The NYT has a piece about credit reporting of so-called "zombie debt"--debt that has been discharged in bankruptcy. Apparently the US Trustee Program is investigating various creditors in connection with this debt.
The reporting obscured a bit of very subtle bankruptcy metaphysics. The discharge of debt in bankruptcy does not void the debt. The debt is still owing. But it cannot be collected except if the debtor volunteers to repay it. The discharge is an injunction against the enforcement of the debt against the debtor as a personal liability. The discharge voids judgments on the debt, but not the debt (and it does not prevent the enforcement of liens). In other words, the debt still exists post-discharge. It just isn't enforceable.
That means that there is nothing per se inaccurate about the debt being reported to a credit reporting agency as owing, provided that the debt is also reported as discharged in bankruptcy. (Different story altogether under Fair Credit Reporting Act and Fair Debt Collection Practices Act if the discharge is not reported.)

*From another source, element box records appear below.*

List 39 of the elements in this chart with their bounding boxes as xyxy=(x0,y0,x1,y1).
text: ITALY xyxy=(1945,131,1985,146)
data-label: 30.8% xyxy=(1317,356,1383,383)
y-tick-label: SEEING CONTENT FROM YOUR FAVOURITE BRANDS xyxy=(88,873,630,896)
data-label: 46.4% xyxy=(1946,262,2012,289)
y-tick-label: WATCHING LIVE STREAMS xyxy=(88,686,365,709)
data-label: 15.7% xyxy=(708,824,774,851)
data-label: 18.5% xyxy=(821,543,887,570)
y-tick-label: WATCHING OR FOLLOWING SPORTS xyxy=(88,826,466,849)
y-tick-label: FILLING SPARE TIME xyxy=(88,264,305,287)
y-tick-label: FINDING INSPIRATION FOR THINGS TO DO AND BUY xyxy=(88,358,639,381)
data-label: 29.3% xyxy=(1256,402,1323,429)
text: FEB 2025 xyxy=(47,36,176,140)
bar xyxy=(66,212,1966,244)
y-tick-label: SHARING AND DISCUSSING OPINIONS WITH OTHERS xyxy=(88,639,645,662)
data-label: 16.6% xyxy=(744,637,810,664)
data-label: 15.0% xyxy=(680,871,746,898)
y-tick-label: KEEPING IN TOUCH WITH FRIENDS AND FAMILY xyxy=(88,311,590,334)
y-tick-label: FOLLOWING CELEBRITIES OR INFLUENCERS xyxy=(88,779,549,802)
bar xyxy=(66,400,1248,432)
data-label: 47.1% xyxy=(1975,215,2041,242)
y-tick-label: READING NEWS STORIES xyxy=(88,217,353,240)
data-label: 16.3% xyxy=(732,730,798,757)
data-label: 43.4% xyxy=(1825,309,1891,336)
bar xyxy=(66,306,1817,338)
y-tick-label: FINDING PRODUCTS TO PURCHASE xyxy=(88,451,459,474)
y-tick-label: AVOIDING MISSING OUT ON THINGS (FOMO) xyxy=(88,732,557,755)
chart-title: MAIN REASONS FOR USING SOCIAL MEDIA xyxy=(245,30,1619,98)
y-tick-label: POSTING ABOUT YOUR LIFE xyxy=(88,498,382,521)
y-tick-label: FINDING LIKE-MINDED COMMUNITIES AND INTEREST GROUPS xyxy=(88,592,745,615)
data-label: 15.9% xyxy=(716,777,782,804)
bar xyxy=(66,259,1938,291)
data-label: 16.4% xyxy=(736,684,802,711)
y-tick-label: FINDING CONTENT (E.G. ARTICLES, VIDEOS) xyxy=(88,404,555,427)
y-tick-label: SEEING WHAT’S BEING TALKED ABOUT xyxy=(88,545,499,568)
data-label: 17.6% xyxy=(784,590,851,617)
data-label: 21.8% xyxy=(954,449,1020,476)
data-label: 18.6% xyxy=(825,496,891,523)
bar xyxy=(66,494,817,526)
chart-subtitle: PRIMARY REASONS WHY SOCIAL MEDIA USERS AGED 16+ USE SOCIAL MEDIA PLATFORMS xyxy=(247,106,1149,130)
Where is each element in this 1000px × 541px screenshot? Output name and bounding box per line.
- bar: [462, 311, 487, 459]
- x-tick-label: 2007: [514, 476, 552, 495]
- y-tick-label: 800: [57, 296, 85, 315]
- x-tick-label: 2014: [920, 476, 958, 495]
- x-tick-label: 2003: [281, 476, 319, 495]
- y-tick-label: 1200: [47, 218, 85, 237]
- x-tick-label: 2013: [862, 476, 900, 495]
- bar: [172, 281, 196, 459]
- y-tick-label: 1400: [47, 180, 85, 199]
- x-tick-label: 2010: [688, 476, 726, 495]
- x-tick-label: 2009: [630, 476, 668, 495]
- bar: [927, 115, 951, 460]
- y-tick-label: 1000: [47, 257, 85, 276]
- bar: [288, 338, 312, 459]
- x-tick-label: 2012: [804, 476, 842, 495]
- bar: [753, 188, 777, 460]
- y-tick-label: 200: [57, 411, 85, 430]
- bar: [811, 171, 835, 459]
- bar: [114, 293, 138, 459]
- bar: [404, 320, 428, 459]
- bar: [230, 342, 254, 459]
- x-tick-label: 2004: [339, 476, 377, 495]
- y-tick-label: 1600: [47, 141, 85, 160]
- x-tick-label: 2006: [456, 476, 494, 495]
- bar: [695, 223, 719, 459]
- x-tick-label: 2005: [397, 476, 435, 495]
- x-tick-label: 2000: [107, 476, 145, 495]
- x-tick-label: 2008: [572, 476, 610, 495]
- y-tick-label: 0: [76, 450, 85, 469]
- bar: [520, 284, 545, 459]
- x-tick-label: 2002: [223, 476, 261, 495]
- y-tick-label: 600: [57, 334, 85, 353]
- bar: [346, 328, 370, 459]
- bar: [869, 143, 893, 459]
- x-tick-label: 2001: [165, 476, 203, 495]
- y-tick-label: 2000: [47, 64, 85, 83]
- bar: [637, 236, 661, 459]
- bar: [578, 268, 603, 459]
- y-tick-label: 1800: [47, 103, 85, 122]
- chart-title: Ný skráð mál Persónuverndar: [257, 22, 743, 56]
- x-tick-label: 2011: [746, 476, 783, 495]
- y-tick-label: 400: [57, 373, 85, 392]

As far as I can glean from the reporting, the problem seems to be less the continued reporting of the debt than creditors saying that they will only cease reporting it as owing if the debt is paid. Is that a violation of the discharge injunction? I'm not sure. It is fine for a private party to require payment as a condition of future dealings: "pay up if you want to do another deal with me." But that's not quite this situation. The purpose of continuing to report a discharged debt is not to invite a condition of future dealings. Instead, its purpose (other than if continued reporting were the default) would seem to be to extract payment, which would be an "act to collect, recover, or offset any such debt as a personal liability of the debtor." It'll be interesting to see more about how this plays out.